Эта мысль поразила его. «Чье же дело делают они теперь в последнем счете? Дьяволу служат или огнем Божьего гнева чистят то, что иначе нельзя было вычистить?»
Он вздрогнул, оторвавшись от своих мыслей.
На паперти послышались крики, возня и выстрелы. В церковь ворвался, выбиваясь из рук красноармейцев, старый хромой казак. Лицо его, красное от негодования и волнения, с развивающейся, выдранной клочьями бородой, было залито кровью. Ершов тоже оглянулся. Это был дед Мануил.
— Православные! — кричал он. — Ратуйте, православные. Атаманы-молодцы, хватай их, подлецов! Бей жидову проклятую. Не дадим издеваться над верой! Не позволим издевку делать. Вызволяй батюшку, отца Никодима!
— Не позволим… Не позволим, — пронеслось в толпе, и несколько старых казаков двинулись к середине.
— Арестовать их! — крикнул визгливо Гольдфарб.
В церкви поднялась драка. Но старых казаков никто не поддержал. Опустив головы, стояли казаки-изменники и не шевелились. Старухи плакали и голосили.
— Продолжайте венчание, товарищ Ляшенко! — взвизгнул Гольдфарб, когда красноармейцы выволокли деда Мануила и трех поддержавших его стариков.

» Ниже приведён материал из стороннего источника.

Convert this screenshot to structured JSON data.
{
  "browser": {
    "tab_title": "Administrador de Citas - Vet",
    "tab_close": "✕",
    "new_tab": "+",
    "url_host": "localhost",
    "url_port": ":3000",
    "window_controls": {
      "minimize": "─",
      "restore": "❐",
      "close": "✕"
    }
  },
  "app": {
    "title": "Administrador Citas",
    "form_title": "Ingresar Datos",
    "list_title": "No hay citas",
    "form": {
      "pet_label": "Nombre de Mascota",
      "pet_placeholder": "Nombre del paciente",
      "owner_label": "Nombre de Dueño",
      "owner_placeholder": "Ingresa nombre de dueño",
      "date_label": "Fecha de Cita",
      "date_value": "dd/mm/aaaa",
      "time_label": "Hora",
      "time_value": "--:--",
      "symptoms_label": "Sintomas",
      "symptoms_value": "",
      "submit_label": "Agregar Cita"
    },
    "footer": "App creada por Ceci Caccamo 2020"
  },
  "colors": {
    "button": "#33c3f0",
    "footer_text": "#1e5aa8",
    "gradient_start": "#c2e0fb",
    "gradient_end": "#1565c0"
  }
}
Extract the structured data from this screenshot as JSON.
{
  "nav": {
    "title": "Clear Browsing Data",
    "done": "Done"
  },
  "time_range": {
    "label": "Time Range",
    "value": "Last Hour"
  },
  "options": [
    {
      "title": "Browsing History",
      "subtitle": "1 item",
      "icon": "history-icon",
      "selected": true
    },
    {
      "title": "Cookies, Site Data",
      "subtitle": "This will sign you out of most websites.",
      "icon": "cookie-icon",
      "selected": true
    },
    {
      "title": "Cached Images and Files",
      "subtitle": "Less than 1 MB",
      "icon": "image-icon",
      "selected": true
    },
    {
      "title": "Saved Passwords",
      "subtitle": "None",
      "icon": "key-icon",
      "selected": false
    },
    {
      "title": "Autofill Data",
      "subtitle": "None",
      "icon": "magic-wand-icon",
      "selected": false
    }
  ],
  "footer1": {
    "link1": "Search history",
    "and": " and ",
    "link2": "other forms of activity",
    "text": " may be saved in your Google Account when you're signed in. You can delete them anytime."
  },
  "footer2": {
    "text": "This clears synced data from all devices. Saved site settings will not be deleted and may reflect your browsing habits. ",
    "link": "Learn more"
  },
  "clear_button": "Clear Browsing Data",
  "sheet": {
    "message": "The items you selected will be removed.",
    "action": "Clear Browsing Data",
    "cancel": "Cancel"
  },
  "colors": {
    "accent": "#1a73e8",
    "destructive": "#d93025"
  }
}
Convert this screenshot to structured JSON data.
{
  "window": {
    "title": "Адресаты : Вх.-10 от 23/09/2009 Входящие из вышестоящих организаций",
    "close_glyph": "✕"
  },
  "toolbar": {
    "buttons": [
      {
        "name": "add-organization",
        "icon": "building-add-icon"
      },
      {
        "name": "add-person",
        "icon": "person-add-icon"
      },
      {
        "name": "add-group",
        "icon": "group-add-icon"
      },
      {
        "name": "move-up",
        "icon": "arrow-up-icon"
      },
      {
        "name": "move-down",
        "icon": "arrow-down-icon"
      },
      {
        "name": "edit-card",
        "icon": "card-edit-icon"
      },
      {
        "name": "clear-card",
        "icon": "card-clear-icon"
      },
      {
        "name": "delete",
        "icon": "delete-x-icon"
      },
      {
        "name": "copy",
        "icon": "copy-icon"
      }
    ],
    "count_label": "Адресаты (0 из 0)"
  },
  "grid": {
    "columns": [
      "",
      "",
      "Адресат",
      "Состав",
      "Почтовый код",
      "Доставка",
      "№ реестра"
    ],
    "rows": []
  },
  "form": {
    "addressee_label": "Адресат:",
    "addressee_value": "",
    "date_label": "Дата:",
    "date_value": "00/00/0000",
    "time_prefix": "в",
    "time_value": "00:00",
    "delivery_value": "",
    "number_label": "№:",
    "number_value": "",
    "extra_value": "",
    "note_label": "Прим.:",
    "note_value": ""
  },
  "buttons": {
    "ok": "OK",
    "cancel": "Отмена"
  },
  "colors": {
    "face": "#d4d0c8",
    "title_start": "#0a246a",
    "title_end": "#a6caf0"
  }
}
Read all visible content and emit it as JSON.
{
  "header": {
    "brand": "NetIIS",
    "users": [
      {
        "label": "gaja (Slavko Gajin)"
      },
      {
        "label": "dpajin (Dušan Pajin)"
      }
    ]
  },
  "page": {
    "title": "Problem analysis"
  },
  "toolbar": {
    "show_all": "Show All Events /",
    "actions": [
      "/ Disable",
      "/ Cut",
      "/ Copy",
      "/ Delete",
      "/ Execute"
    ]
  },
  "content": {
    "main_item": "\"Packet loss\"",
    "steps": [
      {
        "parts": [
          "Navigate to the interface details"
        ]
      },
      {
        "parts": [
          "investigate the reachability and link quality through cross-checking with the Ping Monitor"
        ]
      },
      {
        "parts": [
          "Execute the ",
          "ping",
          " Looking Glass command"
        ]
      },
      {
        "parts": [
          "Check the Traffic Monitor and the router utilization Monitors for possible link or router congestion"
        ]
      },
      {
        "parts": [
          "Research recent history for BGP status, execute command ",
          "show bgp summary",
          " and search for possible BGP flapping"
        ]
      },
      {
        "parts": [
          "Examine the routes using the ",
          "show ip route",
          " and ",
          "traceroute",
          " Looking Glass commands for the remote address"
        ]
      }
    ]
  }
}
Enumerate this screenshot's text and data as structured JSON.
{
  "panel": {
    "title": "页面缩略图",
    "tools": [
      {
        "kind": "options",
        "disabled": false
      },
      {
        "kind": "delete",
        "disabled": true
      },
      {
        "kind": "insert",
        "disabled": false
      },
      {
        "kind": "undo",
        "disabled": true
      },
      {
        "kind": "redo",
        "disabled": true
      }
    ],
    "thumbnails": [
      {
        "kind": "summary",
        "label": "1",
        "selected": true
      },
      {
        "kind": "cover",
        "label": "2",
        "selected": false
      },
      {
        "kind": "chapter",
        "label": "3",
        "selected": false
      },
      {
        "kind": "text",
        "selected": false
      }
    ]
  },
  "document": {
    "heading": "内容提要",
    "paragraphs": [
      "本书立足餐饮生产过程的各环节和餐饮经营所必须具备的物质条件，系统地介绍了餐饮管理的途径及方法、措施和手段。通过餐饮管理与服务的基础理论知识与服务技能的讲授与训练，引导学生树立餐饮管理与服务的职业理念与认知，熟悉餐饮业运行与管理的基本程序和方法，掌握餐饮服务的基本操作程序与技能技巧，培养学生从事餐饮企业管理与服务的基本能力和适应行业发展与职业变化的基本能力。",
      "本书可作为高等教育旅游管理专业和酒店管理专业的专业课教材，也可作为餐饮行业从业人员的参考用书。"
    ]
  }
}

Снова понеслись с амвона кощунственные возгласы и хор на клиросе отвечал им стройным рокотом:
— Совайся, сыне Ничипоре! Совайся!
XXIII
После венчания отца Никодима с кобылой Ершов прошел в дом хуторского атамана, отведенный ему под постой, и заперся в атаманской комнате. Он хорошо помнил эту комнату. Давно, еще задолго до войны, юношей водил его сюда дед Мануил к атаману на поклон. Полы тогда были навощены. У стены стояла постель с пуховиками и перинами, и на ней в три ряда и в три яруса лежало девять больших подушек. На стене висело зеркало и с ним рядом портреты Царя и Царицы и еще президента Фора в черном фраке, с красною лентою через плечо. На окнах чинно были развешаны кисейные занавески, на подоконнике стояли толстые, маслянистые бальзамины с розовыми цветами и пунцовая герань. Стол был накрыт плетенною узором скатертью, а на столе стояла зеленая пузатая стеклянная лампа с голубым фарфоровым абажуром, лежали альбом с фотографическими карточками и коробка, склеенная раковинами. Подле стола был кожаный диван красного дерева и два кресла, на полу полосатые циновки. В углу висел большой Спасов лик в фольговом киоте, перед ним лампадка, а под ним круглый столик с Евангелием и стаканом с желтой застоявшейся водой. В воде несколько пыльных веток вербы. Тут же лежали уже давно ставшая камнем просвира и несколько обгорелых восковых свечей. Ершов помнил, что всякий раз, как он смотрел на закаменевшую просвиру, он вспоминал песню про Бакланова:
«Сыт железной просвирою,Спит на конском арчаке,И за то прослыл грозоюВ Малой и Большой Чечне».
«Должно быть, — думал Тогда юноша Ершов, — у Бакланова тоже такие просвиры хранились под образами».
Приходил к атаману и старый отец Никодим. Он и тогда был такой же старый, как теперь. Ершов подходил к нему под благословение, целовал мягкую, пухлую, точно бескостную руку, пахнущую розовым маслом, и чувствовал осязание этой теплой руки у себя на темени.